Bisphenol analogues have been widely used and displayed adverse effects on human beings. Although many photocatalysts displayed remarkable performance in degrading bisphenol A (BPA) or bisphenol F (BPF), it is not clear if they may also efficiently decompose other bisphenol analogues. In this study, Bi5O7I with satisfactory photocatalytic activity was doped with metal-organic framework (UiO-67) to build up Bi5O7I/UiO-67 heterojunctions. The heterojunction enhanced the charge mobility and separation of the electron-hole pairs, which was conducive for improving the photocatalytic activity. Consequently, 4:1-Bi5O7I/UiO-67 realized highly effective degradation of seven bisphenol analogues in one hour.

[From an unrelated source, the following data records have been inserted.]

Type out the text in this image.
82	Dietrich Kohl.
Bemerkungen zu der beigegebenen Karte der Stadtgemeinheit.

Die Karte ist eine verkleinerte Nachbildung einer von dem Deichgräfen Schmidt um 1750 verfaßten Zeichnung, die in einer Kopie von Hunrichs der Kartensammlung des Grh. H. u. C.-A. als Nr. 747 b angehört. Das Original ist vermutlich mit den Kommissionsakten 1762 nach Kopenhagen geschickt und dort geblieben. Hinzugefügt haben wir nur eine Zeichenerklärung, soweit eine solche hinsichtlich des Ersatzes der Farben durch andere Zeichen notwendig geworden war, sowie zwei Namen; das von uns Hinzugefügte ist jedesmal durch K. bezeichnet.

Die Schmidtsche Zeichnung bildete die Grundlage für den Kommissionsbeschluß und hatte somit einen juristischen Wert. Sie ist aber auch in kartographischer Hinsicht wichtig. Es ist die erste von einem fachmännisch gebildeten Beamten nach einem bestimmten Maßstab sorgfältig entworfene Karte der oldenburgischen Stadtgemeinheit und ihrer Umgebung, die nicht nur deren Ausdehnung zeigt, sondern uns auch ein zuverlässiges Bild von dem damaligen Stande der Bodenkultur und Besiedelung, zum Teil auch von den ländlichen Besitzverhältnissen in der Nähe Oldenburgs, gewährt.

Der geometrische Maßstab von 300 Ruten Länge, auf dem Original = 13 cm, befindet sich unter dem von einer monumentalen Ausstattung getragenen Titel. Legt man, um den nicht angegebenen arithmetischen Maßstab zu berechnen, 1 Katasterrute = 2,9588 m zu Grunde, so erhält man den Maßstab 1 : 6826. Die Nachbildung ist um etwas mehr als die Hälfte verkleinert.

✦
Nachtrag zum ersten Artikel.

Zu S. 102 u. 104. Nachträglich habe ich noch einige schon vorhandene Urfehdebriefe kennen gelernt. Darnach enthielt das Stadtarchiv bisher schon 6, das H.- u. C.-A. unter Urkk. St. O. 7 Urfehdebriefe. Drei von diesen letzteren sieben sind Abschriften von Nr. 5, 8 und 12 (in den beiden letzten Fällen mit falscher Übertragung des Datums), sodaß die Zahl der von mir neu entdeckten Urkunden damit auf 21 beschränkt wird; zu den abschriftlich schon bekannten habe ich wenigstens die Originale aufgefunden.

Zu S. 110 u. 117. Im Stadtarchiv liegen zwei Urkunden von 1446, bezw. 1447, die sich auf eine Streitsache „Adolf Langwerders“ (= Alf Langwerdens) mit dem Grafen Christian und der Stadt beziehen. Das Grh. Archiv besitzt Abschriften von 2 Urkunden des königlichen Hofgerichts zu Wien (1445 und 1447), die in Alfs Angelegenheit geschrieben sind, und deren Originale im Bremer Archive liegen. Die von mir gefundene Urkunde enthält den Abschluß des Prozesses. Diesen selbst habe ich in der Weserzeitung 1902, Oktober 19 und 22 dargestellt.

Density functional theory (DFT) calculations uncovered that the reaction rate constant k displayed a positive correlation with the Hirshfeld charge q (N) of tertiary butyl carbon attached with different substituent groups. This provides a prospective heterojunction catalyst to degrade a group of pollutants with similar structures, and sheds light on the structural relationship of degradation efficiency.